Recap on building a model focusing on explanation/interpretation
As a final note we remind you that prediction is one of two scenarios for analysing health data. The other scenario is to explain/interpret the role of specific variables in relationship to an outcome of interest. For explanation/interpretation, we further distinguish two cases: 1) evaluating a (exposure) variable of primary interest; 2) identifying what factors relate to the outcome.
Generally speaking, recommendations developed in week 8 apply but, as we’ve previously noted, there is no absolute consensus on the best way to build a model. A few points are worth adding. You may also want to read the beginning of Chapter 10 (pp. 395-402) of Vittinghoff et al. (2012).

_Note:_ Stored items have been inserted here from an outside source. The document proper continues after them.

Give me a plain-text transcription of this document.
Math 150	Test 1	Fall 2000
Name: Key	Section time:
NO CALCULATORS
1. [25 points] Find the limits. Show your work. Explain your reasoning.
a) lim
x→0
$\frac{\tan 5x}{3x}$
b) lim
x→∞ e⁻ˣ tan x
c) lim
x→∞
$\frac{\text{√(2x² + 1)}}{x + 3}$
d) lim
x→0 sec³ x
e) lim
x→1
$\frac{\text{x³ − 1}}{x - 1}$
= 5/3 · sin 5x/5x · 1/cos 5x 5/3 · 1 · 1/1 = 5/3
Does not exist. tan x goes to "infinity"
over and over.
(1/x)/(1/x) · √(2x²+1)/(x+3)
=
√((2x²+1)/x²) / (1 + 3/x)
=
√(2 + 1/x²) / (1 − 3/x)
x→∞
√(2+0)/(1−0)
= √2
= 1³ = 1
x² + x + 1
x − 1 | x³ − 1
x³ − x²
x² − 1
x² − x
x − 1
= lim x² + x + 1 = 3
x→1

Regarding 1), when the study is a randomised clinical trial and therefore the focus is on assessing the effect of treatment, it’s uncommon to adjust for baseline because the binary outcome is not often measured at baseline. The issue of whether we should adjust for anything in a randomised clinical trial and if so, what to adjust for, is controversial and our view is that any adjustment should be for a small number of factors that have been pre-specified in a statistical analysis plan. The adjusted OR is technically not the same once we have adjusted for covariates. It’s more a conditional than a marginal OR but in most cases the difference is small. In the case of a non-randomised comparison between two groups, adjustment or more sophisticated methods (e.g. propensity score) are usually essential.
Regarding 2), model building is complex and we do not generally recommend automated model selection techniques including the backward selection procedure that appears to be favoured in Vittinghoff et al. (2012). We nevertheless agree that if an automated procedure is used then it is preferable to use backward rather than forward selection. In a long commentary paper published in 2020 on the State of the art in selection of variables and functional forms in multivariable analysis, the STRATOS group, which includes eminent statisticians, concluded:
Our overview revealed that there is not yet enough evidence on which to base recommendations for the selection of variables and functional forms in multivariable analysis. Such evidence may come from comparisons between alternative methods.
They also listed seven important topics for the direction of further research. Elements of this commentary could be useful to you in the future but it might be better to read it after having completed RM1 and RM2.
Summary
The following are the key takeaway messages from this week:
There is a fundamental difference between models built to predict and models used to explain.
Evaluation of the performance of a (risk) prediction model requires several steps including the assessment of its discriminative ability and calibration.
Optimism bias exists but can be removed using appropriate techniques, e.g. crossvalidation.
External validation provides a sterner test of a new prediction model than internal validation but is not always possible.
Calibration plots assess whether the prediction model predicts well over the whole range of predicted values.
The general ideas covered in earlier weeks of RM1 for building linear models with interpretation as the main focus extend to binary logistic regression.